The House Natural Resources Committee voted 25-17 on Wednesday during a legislative markup to successfully pass H.R. 5026, the Fish Hatchery Protection Act. By the Fish and Wildlife Service’s own estimates, the National Fish Hatchery System returns $28 to the national economy for every dollar spent and $3.6 billion to our economy annually.
“The Natural Resources Committee passed my commonsense legislation to protect vital recreational fishing industries that provide jobs and important revenues for rural communities throughout the country,” said the legislation’s sponsor Rep. Paul Gosar. “I am pleased to see that my colleagues on the Committee agree that only Congress should authorize the termination of fish hatchery facilities or programs.
“Recent testimony heard from the Fish and Wildlife Service on the bill made clear that Service failed to hold a public comment period and did not consider job losses or associated economic impact before terminating important recreational fishing programs,” continued Gosar. “Even Deputy Director of the Fish and Wildlife Service, Steve Guertin, admitted, “This was not our [the Fish and Wildlife Service’s] finest hour.”

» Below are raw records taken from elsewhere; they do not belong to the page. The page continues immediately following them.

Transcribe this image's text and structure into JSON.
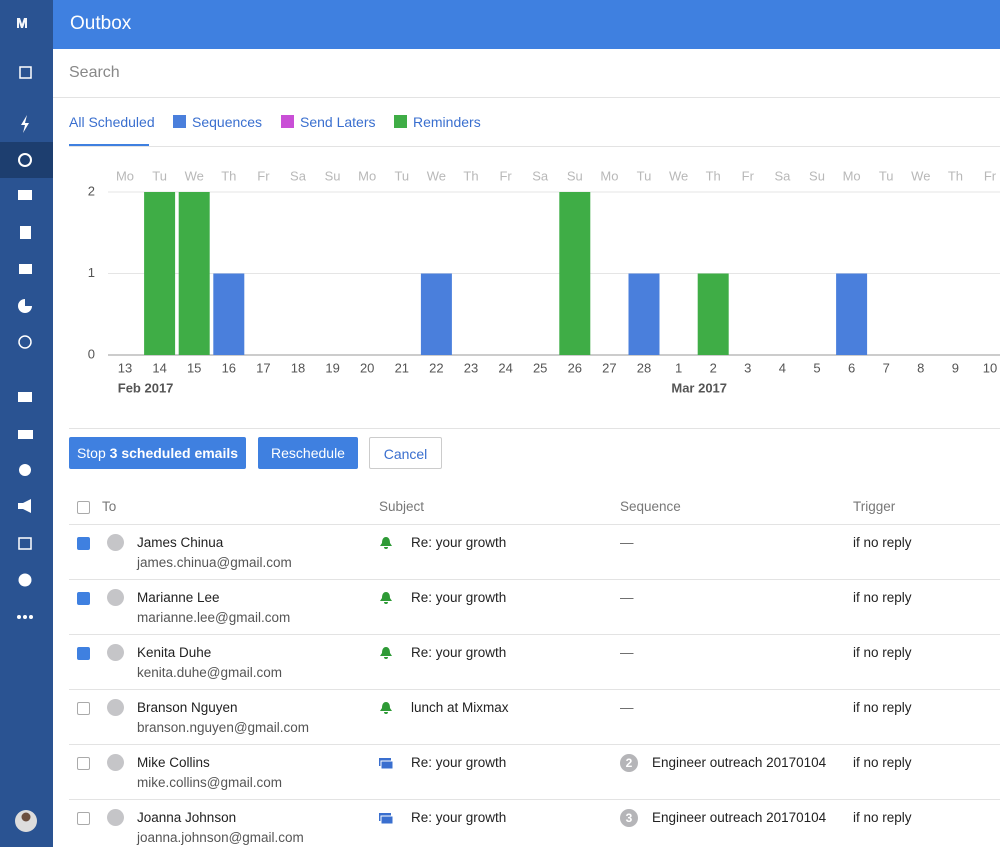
{
  "header": {
    "title": "Outbox"
  },
  "search": {
    "placeholder": "Search"
  },
  "tabs": {
    "all": "All Scheduled"
  },
  "chart_data": {
    "type": "bar",
    "stacked": true,
    "categories": [
      "13",
      "14",
      "15",
      "16",
      "17",
      "18",
      "19",
      "20",
      "21",
      "22",
      "23",
      "24",
      "25",
      "26",
      "27",
      "28",
      "1",
      "2",
      "3",
      "4",
      "5",
      "6",
      "7",
      "8",
      "9",
      "10"
    ],
    "weekdays": [
      "Mo",
      "Tu",
      "We",
      "Th",
      "Fr",
      "Sa",
      "Su",
      "Mo",
      "Tu",
      "We",
      "Th",
      "Fr",
      "Sa",
      "Su",
      "Mo",
      "Tu",
      "We",
      "Th",
      "Fr",
      "Sa",
      "Su",
      "Mo",
      "Tu",
      "We",
      "Th",
      "Fr"
    ],
    "months": [
      null,
      "Feb 2017",
      null,
      null,
      null,
      null,
      null,
      null,
      null,
      null,
      null,
      null,
      null,
      null,
      null,
      null,
      null,
      "Mar 2017",
      null,
      null,
      null,
      null,
      null,
      null,
      null,
      null
    ],
    "series": [
      {
        "name": "Sequences",
        "color": "#4a7fdc",
        "values": [
          0,
          0,
          0,
          1,
          0,
          0,
          0,
          0,
          0,
          1,
          0,
          0,
          0,
          0,
          0,
          1,
          0,
          0,
          0,
          0,
          0,
          1,
          0,
          0,
          0,
          0
        ]
      },
      {
        "name": "Send Laters",
        "color": "#c94fd6",
        "values": [
          0,
          0,
          0,
          0,
          0,
          0,
          0,
          0,
          0,
          0,
          0,
          0,
          0,
          0,
          0,
          0,
          0,
          0,
          0,
          0,
          0,
          0,
          0,
          0,
          0,
          0
        ]
      },
      {
        "name": "Reminders",
        "color": "#3fad46",
        "values": [
          0,
          2,
          2,
          0,
          0,
          0,
          0,
          0,
          0,
          0,
          0,
          0,
          0,
          2,
          0,
          0,
          0,
          1,
          0,
          0,
          0,
          0,
          0,
          0,
          0,
          0
        ]
      }
    ],
    "ylim": [
      0,
      2
    ],
    "yticks": [
      0,
      1,
      2
    ],
    "grid": true
  },
  "actions": {
    "stop": {
      "prefix": "Stop",
      "bold": "3 scheduled emails"
    },
    "reschedule": "Reschedule",
    "cancel": "Cancel"
  },
  "table": {
    "columns": [
      "To",
      "Subject",
      "Sequence",
      "Trigger"
    ],
    "rows": [
      {
        "checked": true,
        "name": "James Chinua",
        "email": "james.chinua@gmail.com",
        "kind": "reminder",
        "subject": "Re: your growth",
        "step": null,
        "sequence": "—",
        "trigger": "if no reply"
      },
      {
        "checked": true,
        "name": "Marianne Lee",
        "email": "marianne.lee@gmail.com",
        "kind": "reminder",
        "subject": "Re: your growth",
        "step": null,
        "sequence": "—",
        "trigger": "if no reply"
      },
      {
        "checked": true,
        "name": "Kenita Duhe",
        "email": "kenita.duhe@gmail.com",
        "kind": "reminder",
        "subject": "Re: your growth",
        "step": null,
        "sequence": "—",
        "trigger": "if no reply"
      },
      {
        "checked": false,
        "name": "Branson Nguyen",
        "email": "branson.nguyen@gmail.com",
        "kind": "reminder",
        "subject": "lunch at Mixmax",
        "step": null,
        "sequence": "—",
        "trigger": "if no reply"
      },
      {
        "checked": false,
        "name": "Mike Collins",
        "email": "mike.collins@gmail.com",
        "kind": "sequence",
        "subject": "Re: your growth",
        "step": 2,
        "sequence": "Engineer outreach 20170104",
        "trigger": "if no reply"
      },
      {
        "checked": false,
        "name": "Joanna Johnson",
        "email": "joanna.johnson@gmail.com",
        "kind": "sequence",
        "subject": "Re: your growth",
        "step": 3,
        "sequence": "Engineer outreach 20170104",
        "trigger": "if no reply"
      }
    ]
  }
}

“This continues a disturbing trend of big government, bureaucratic decisions that harm local communities and this overreach by the Fish and Wildlife Service must be stopped,” concluded Gosar.
The Fish Hatchery Protection Act preserves propagation fish hatcheries and propagation programs within the National Fish Hatchery System and stipulates that only Congress can authorize the termination or significant alteration of such facilities and programs.
In November 2013, the Fish and Wildlife Service arbitrarily changed the priorities for the five different propagation program categories and announced their intent to close propagation programs and possibly hatcheries throughout the nation in fiscal year 2015.
The bureaucratic decision to terminate recreational fishing propagation programs is extremely misguided as several of the hatcheries affected were constructed more than 50 years ago for the sole purpose of offsetting the loss of native fisheries resulting from the construction of federal dams.